A total of five players, Brack, Franklin, Souvey, Stephen Curry, and Neal Bonrud, tied for second and third overall as well as first and second in the Under 2000 category with scores of 5.5-1.5. Bijan Khaleghi, Binh Cong Doan, and John Betancourt split the prizes for first and second Under 1800 with scores of 4.5-2.5. Jordan Pujol took top honors in the Under 1600 category with a score of 4-3, and Simarpreet Chadha and Martin Cooperson shared the prize for second Under 1600 with scores of 3.5-3.5. Michael Tisserand, Peter Pham, and Eli Karp shared the prizes for first and second Under 1400, and Leila D’Aquin took first place in the Under 1200 category. Don Webster and David Webster split the second place prize for Under 1200, and Craig Walzer took the prize for the top unrated player.
Caveney's saga started in 1992, when he arrived at Louisiana as a freshman at Tulane University the week before Labor Day. That Labor Day weekend, Caveney had a surprisingly strong result at the 1992 Louisiana State Chess Championship, finishing in tie for third with Curt Jones of Tennessee behind two players from Alabama, Danny Miller and Brent Inman. This result would have netted Caveney the title of state champion except that, over his objection, Caveney was declared not to be a Louisiana resident and, hence, ineligible for the state title.

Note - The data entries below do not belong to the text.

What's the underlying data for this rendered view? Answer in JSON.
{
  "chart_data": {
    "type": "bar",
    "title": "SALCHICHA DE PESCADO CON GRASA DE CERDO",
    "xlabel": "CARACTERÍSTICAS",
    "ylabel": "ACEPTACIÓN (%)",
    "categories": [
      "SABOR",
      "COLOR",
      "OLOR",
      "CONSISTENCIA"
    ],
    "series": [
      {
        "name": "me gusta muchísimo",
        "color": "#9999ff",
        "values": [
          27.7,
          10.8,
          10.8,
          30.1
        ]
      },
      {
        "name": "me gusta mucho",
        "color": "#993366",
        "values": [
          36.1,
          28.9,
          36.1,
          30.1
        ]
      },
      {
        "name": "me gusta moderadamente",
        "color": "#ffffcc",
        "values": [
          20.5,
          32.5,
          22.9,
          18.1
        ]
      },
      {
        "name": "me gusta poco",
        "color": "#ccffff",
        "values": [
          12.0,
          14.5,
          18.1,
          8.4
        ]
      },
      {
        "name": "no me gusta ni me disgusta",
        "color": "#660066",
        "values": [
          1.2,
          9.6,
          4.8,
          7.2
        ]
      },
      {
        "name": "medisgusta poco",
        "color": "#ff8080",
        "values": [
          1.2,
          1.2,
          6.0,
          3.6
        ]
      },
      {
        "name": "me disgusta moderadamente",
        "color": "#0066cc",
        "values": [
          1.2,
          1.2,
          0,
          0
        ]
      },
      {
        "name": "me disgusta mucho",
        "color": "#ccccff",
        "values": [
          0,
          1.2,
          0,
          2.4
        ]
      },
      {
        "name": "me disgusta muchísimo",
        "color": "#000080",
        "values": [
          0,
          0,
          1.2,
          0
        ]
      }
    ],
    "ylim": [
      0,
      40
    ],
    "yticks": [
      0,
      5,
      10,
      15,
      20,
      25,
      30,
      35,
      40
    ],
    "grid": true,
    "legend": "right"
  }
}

In the seventeen years that followed, Caveney had many close calls. He tied for first in 2006, but lost on tie-breaks to IM Danilo Canda. In 2003 and 2008, Caveney played kingmaker, beating John Parsons in the last round to give the title to FM John D. Bick in 2003, and drawing Bick in the last round in 2008 to give the title to Alex Steger. Still, Caveney was never able to capture the title himself.
The tournament was organized and directed by Louisiana Chess Association President and 2008 State Champion Alex Steger, facts that almost certainly led to Steger’s failure to retain the title. A total of 51 players competed in the tournament. The next Louisiana Chess Association tournaments will be held in the winter, and details will be announced soon.